UPDATE: The Department of Neighborhoods says ‘no’ to p-patch term limits:
Seattle Department of Neighborhoods has heard from many community members expressing concerns about changes to P-Patch operations that have been suggested by Department of Parks and Recreation for those P-Patch community gardens located on Parks’ property.
Over the past few months, Seattle Department of Neighborhoods, which manages the P-Patch Community Gardening Program, and Seattle Parks have been negotiating a Memorandum of Understanding for the operation of P-Patches on Parks Department properties (of the 71 P-Patches, 22 are on Parks property). A key concern has been over term limits on plots – The Parks Department is concerned about access to P-Patches and believe that long waitlists at some P-Patches restrict participation. Seattle Department of Neighborhoods knows that the fundamental strength and success of the P-Patch community gardens is community building and feels that term limits curb volunteer leadership and community building, both of which are essential to manage and maintain the gardens.
Mayor McGinn is very supportive of continued use of parks and other city properties for P-Patch community gardens and the commitment, leadership and stewardship that gardeners bring to public land. The issue is how to make more space available both for community gardening and generally for urban agriculture.
Based on a meeting on April 19 with Mayor McGinn and city staff, the following steps were reached about P-Patch community gardens located on Parks land:
1) DoN is to move forward with a strategic planning process as recommended in the 2009 P-Patch Evaluation. The planning process would address the challenges of demand and emerging opportunities around availability of gardening land for residents. This planning effort will engage directly with the public and P-Patch participants.
2) At this time, no operation or policy changes will be made regarding term limits on P-Patches located on Parks Department property.
3) DoN and Seattle Parks Department’s discussions around development of a Memorandum of Understanding will continue after completion of the strategic planning process.
Part of the excitement around the new Capitol Hill green spaces like Summit/John park goes beyond having a place to play and relax — some of you can’t wait to dig in, work hard and toil for Hill-grown food. Competition for a p-patch of land in Seattle’s city gardens is fierce.

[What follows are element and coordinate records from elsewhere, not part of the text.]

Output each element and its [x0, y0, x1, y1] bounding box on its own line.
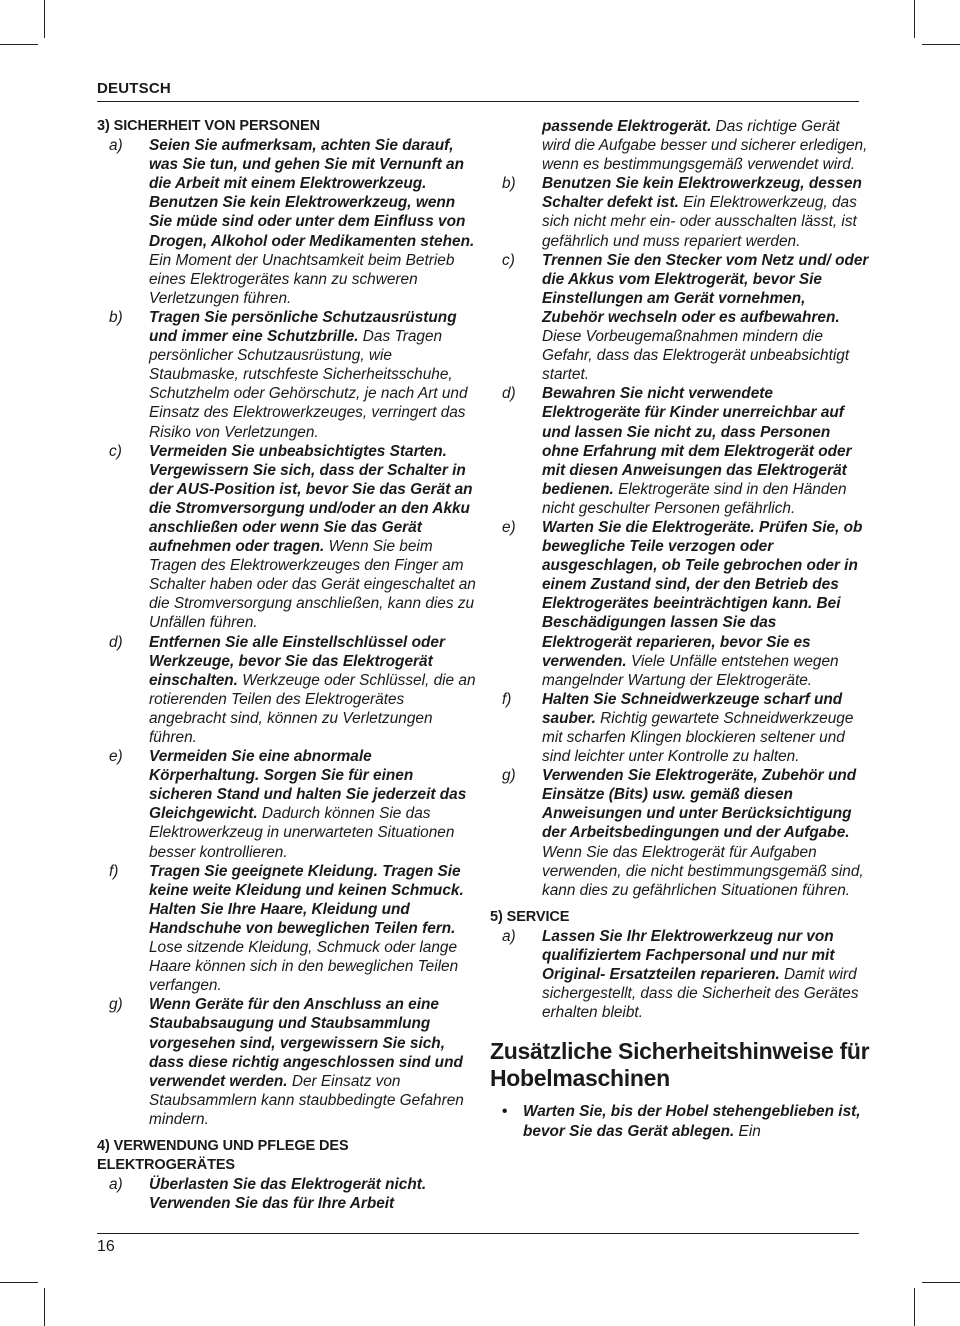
- list-item: [97, 136, 477, 308]
- item-text: Werkzeuge oder Schlüssel, die an rotierenden Teilen des Elektrogerätes angebracht sind, können zu Verletzungen führen.: [149, 671, 476, 746]
- section-heading-use-and-care: 4) VERWENDUNG UND PFLEGE DES ELEKTROGERÄTES: [97, 1137, 349, 1174]
- item-text: Viele Unfälle entstehen wegen mangelnder Wartung der Elektrogeräte.: [542, 652, 839, 689]
- crop-mark: [914, 1288, 915, 1326]
- section-heading-personal-safety: 3) SICHERHEIT VON PERSONEN: [97, 118, 320, 134]
- item-bold-text: Halten Sie Schneidwerkzeuge scharf und sauber.: [542, 690, 843, 727]
- left-column: [97, 117, 477, 1213]
- list-item: [97, 995, 477, 1129]
- bullet-dot-icon: •: [502, 1103, 508, 1121]
- additional-safety-title: Zusätzliche Sicherheitshinweise für Hobelmaschinen: [490, 1038, 870, 1092]
- item-text: Ein Elektrowerkzeug, das sich nicht mehr ein- oder ausschalten lässt, ist gefährlich und muss repariert werden.: [542, 194, 857, 250]
- item-marker: a): [109, 1176, 123, 1194]
- right-column: [490, 117, 870, 1141]
- item-marker: d): [109, 633, 123, 651]
- item-bold-text: Vermeiden Sie eine abnormale Körperhaltung. Sorgen Sie für einen sicheren Stand und halten Sie jederzeit das Gleichgewicht.: [149, 748, 467, 823]
- list-item: [490, 518, 870, 690]
- list-item: [490, 766, 870, 900]
- item-bold-text: Verwenden Sie Elektrogeräte, Zubehör und Einsätze (Bits) usw. gemäß diesen Anweisungen und unter Berücksichtigung der Arbeitsbedingungen und der Aufgabe.: [542, 767, 857, 842]
- list-item: [97, 308, 477, 442]
- item-text: Wenn Sie das Elektrogerät für Aufgaben verwenden, die nicht bestimmungsgemäß sind, kann dies zu gefährlichen Situationen führen.: [542, 843, 864, 899]
- list-item: [490, 690, 870, 766]
- section-heading-service: 5) SERVICE: [490, 908, 570, 925]
- footer-divider: [97, 1233, 859, 1234]
- item-text: Das Tragen persönlicher Schutzausrüstung, wie Staubmaske, rutschfeste Sicherheitsschuhe, Schutzhelm oder Gehörschutz, je nach Art und Einsatz des Elektrowerkzeuges, verringert das Risiko von Verletzungen.: [149, 328, 468, 441]
- list-item: [97, 862, 477, 996]
- list-item: [490, 251, 870, 385]
- item-marker: e): [502, 518, 516, 536]
- item-marker: a): [109, 137, 123, 155]
- crop-mark: [44, 1288, 45, 1326]
- crop-mark: [44, 0, 45, 38]
- item-bold-text: Tragen Sie persönliche Schutzausrüstung und immer eine Schutzbrille.: [149, 308, 457, 346]
- item-text: Ein Moment der Unachtsamkeit beim Betrieb eines Elektrogerätes kann zu schweren Verletzungen führen.: [149, 251, 455, 307]
- list-item: [97, 442, 477, 633]
- crop-mark: [0, 1282, 38, 1283]
- item-bold-text: Vermeiden Sie unbeabsichtigtes Starten. Vergewissern Sie sich, dass der Schalter in der AUS-Position ist, bevor Sie das Gerät an die Stromversorgung und/oder an den Akku anschließen oder wenn Sie das Gerät aufnehmen oder tragen.: [149, 442, 473, 556]
- item-marker: c): [109, 442, 122, 460]
- item-text: Das richtige Gerät wird die Aufgabe besser und sicherer erledigen, wenn es bestimmungsgemäß verwendet wird.: [542, 118, 868, 174]
- item-text: Damit wird sichergestellt, dass die Sicherheit des Gerätes erhalten bleibt.: [542, 966, 859, 1022]
- item-bold-text: Überlasten Sie das Elektrogerät nicht. Verwenden Sie das für Ihre Arbeit: [149, 1176, 427, 1213]
- language-header: DEUTSCH: [97, 80, 171, 97]
- item-marker: g): [109, 996, 123, 1014]
- item-bold-text: Benutzen Sie kein Elektrowerkzeug, dessen Schalter defekt ist.: [542, 175, 862, 212]
- crop-mark: [0, 44, 38, 45]
- list-item: [490, 384, 870, 518]
- item-bold-text: Seien Sie aufmerksam, achten Sie darauf, was Sie tun, und gehen Sie mit Vernunft an die Arbeit mit einem Elektrowerkzeug. Benutzen Sie kein Elektrowerkzeug, wenn Sie müde sind oder unter dem Einfluss von Drogen, Alkohol oder Medikamenten stehen.: [149, 137, 475, 250]
- header-divider: [97, 101, 859, 102]
- item-marker: b): [502, 175, 516, 193]
- item-marker: d): [502, 385, 516, 403]
- crop-mark: [914, 0, 915, 38]
- item-bold-text: Entfernen Sie alle Einstellschlüssel oder Werkzeuge, bevor Sie das Elektrogerät einschalten.: [149, 633, 445, 689]
- item-text: Richtig gewartete Schneidwerkzeuge mit scharfen Klingen blockieren seltener und sind leichter unter Kontrolle zu halten.: [542, 709, 854, 766]
- list-item: [490, 174, 870, 250]
- list-item: [97, 747, 477, 862]
- item-marker: g): [502, 767, 516, 785]
- item-text: Ein: [734, 1122, 761, 1140]
- list-item: [490, 927, 870, 1022]
- list-item: [97, 633, 477, 748]
- item-bold-text: Bewahren Sie nicht verwendete Elektrogeräte für Kinder unerreichbar auf und lassen Sie nicht zu, dass Personen ohne Erfahrung mit dem Elektrogerät oder mit diesen Anweisungen das Elektrogerät bedienen.: [542, 385, 852, 498]
- item-text: Der Einsatz von Staubsammlern kann staubbedingte Gefahren mindern.: [149, 1072, 464, 1128]
- crop-mark: [922, 1282, 960, 1283]
- item-text: Diese Vorbeugemaßnahmen mindern die Gefahr, dass das Elektrogerät unbeabsichtigt startet.: [542, 328, 850, 384]
- item-text: Wenn Sie beim Tragen des Elektrowerkzeuges den Finger am Schalter haben oder das Gerät eingeschaltet an die Stromversorgung anschließen, kann dies zu Unfällen führen.: [149, 538, 476, 632]
- item-marker: e): [109, 748, 123, 766]
- list-item: [97, 1175, 477, 1213]
- item-bold-text: Warten Sie, bis der Hobel stehengeblieben ist, bevor Sie das Gerät ablegen.: [523, 1103, 861, 1140]
- item-bold-text: Warten Sie die Elektrogeräte. Prüfen Sie, ob bewegliche Teile verzogen oder ausgeschlagen, ob Teile gebrochen oder in einem Zustand sind, der den Betrieb des Elektrogerätes beeinträchtigen kann. Bei Beschädigungen lassen Sie das Elektrogerät reparieren, bevor Sie es verwenden.: [542, 518, 863, 670]
- item-marker: c): [502, 251, 515, 269]
- item-bold-text: passende Elektrogerät.: [542, 118, 712, 135]
- item-marker: a): [502, 927, 516, 945]
- page-number: 16: [97, 1238, 115, 1255]
- item-marker: f): [109, 862, 119, 880]
- item-bold-text: Tragen Sie geeignete Kleidung. Tragen Sie keine weite Kleidung und keinen Schmuck. Halten Sie Ihre Haare, Kleidung und Handschuhe von beweglichen Teilen fern.: [149, 862, 464, 937]
- list-item-continued: [490, 117, 870, 174]
- item-marker: b): [109, 308, 123, 326]
- item-text: Dadurch können Sie das Elektrowerkzeug in unerwarteten Situationen besser kontrollieren.: [149, 805, 455, 861]
- item-text: Lose sitzende Kleidung, Schmuck oder lange Haare können sich in den beweglichen Teilen verfangen.: [149, 939, 459, 995]
- bullet-item: [490, 1102, 870, 1140]
- item-bold-text: Wenn Geräte für den Anschluss an eine Staubabsaugung und Staubsammlung vorgesehen sind, vergewissern Sie sich, dass diese richtig angeschlossen sind und verwendet werden.: [149, 996, 463, 1090]
- item-bold-text: Lassen Sie Ihr Elektrowerkzeug nur von qualifiziertem Fachpersonal und nur mit Original- Ersatzteilen reparieren.: [542, 927, 835, 984]
- item-marker: f): [502, 690, 512, 708]
- item-text: Elektrogeräte sind in den Händen nicht geschulter Personen gefährlich.: [542, 480, 847, 517]
- item-bold-text: Trennen Sie den Stecker vom Netz und/ oder die Akkus vom Elektrogerät, bevor Sie Einstellungen am Gerät vornehmen, Zubehör wechseln oder es aufbewahren.: [542, 251, 869, 326]
- crop-mark: [922, 44, 960, 45]
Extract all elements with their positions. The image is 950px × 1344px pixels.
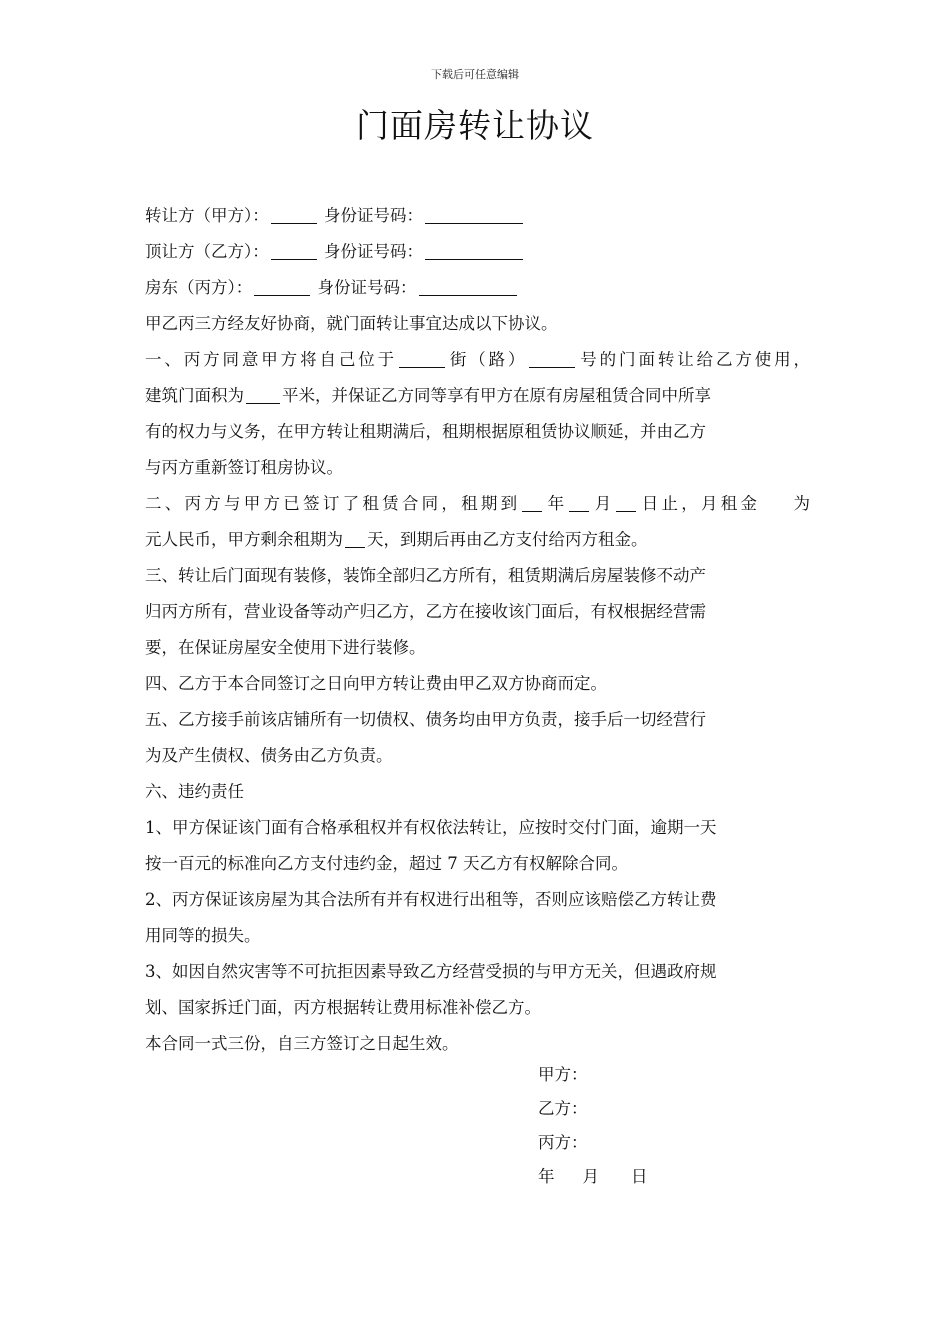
- clause1-area-text: 平米，并保证乙方同等享有甲方在原有房屋租赁合同中所享: [282, 386, 711, 405]
- party-a-line: [145, 198, 810, 234]
- clause1-line1: [145, 342, 810, 378]
- clause2-line1: [145, 486, 810, 522]
- party-a-id-blank: [425, 203, 523, 224]
- clause2-text-a: 二、丙方与甲方已签订了租赁合同，租期到: [145, 494, 521, 513]
- date-month: 月: [582, 1167, 599, 1186]
- clause1-text-c: 号的门面转让给乙方使用，: [577, 350, 811, 369]
- clause3-line2: 归丙方所有，营业设备等动产归乙方，乙方在接收该门面后，有权根据经营需: [145, 602, 706, 621]
- date-year: 年: [538, 1167, 555, 1186]
- party-a-signature: 甲方：: [538, 1065, 588, 1084]
- clause3-line3: 要，在保证房屋安全使用下进行装修。: [145, 638, 426, 657]
- clause5-line1: 五、乙方接手前该店铺所有一切债权、债务均由甲方负责，接手后一切经营行: [145, 710, 706, 729]
- clause6-title: 六、违约责任: [145, 782, 244, 801]
- clause1-text-a: 一、丙方同意甲方将自己位于: [145, 350, 397, 369]
- party-a-label: 转让方（甲方）：: [145, 206, 269, 225]
- signature-block: [538, 1058, 648, 1194]
- party-b-signature: 乙方：: [538, 1099, 588, 1118]
- street-blank: [399, 347, 445, 368]
- party-c-label: 房东（丙方）：: [145, 278, 253, 297]
- clause1-line4: 与丙方重新签订租房协议。: [145, 458, 343, 477]
- clause2-remaining-text: 天，到期后再由乙方支付给丙方租金。: [367, 530, 648, 549]
- document-body: [145, 198, 810, 1062]
- party-c-signature: 丙方：: [538, 1133, 588, 1152]
- clause2-year-label: 年: [544, 494, 568, 513]
- clause2-rent-label: 日止，月租金: [638, 494, 761, 513]
- effect-line: 本合同一式三份，自三方签订之日起生效。: [145, 1034, 459, 1053]
- remaining-days-blank: [345, 527, 365, 548]
- party-b-id-label: 身份证号码：: [324, 242, 423, 261]
- liability3-line1: 3、如因自然灾害等不可抗拒因素导致乙方经营受损的与甲方无关，但遇政府规: [145, 962, 717, 981]
- clause5-line2: 为及产生债权、债务由乙方负责。: [145, 746, 393, 765]
- clause2-wei: 为: [790, 494, 811, 513]
- party-c-name-blank: [254, 275, 310, 296]
- clause1-line2: [145, 378, 810, 414]
- clause2-line2: [145, 522, 810, 558]
- intro-line: 甲乙丙三方经友好协商，就门面转让事宜达成以下协议。: [145, 314, 558, 333]
- signature-date: [538, 1160, 648, 1194]
- party-b-line: [145, 234, 810, 270]
- liability2-line2: 用同等的损失。: [145, 926, 261, 945]
- liability3-line2: 划、国家拆迁门面，丙方根据转让费用标准补偿乙方。: [145, 998, 541, 1017]
- clause1-line3: 有的权力与义务，在甲方转让租期满后，租期根据原租赁协议顺延，并由乙方: [145, 422, 706, 441]
- clause2-month-label: 月: [591, 494, 615, 513]
- clause4-line: 四、乙方于本合同签订之日向甲方转让费由甲乙双方协商而定。: [145, 674, 607, 693]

There are reports like this one from Publicola that City Hall is starting to look at ways to do something about the demand:
The city’s parks department is reportedly considering a plan to put term limits, perhaps as short as three years, on P-Patch garden plots on Parks-owned land, irking some P-Patch tenants who have maintained plots for years. (Twenty-two of the city’s 70 P-Patch gardens sit on Parks property.)
Here’s a TV report on the issue:
It’s early in the discussion but what do you think? Long-time gardeners are worried churning out dedicated p-patchers will weaken the system that depends on so much volunteer time and labor. Meanwhile, waitlisters — except for anybody near the top — are probably eager to dig in.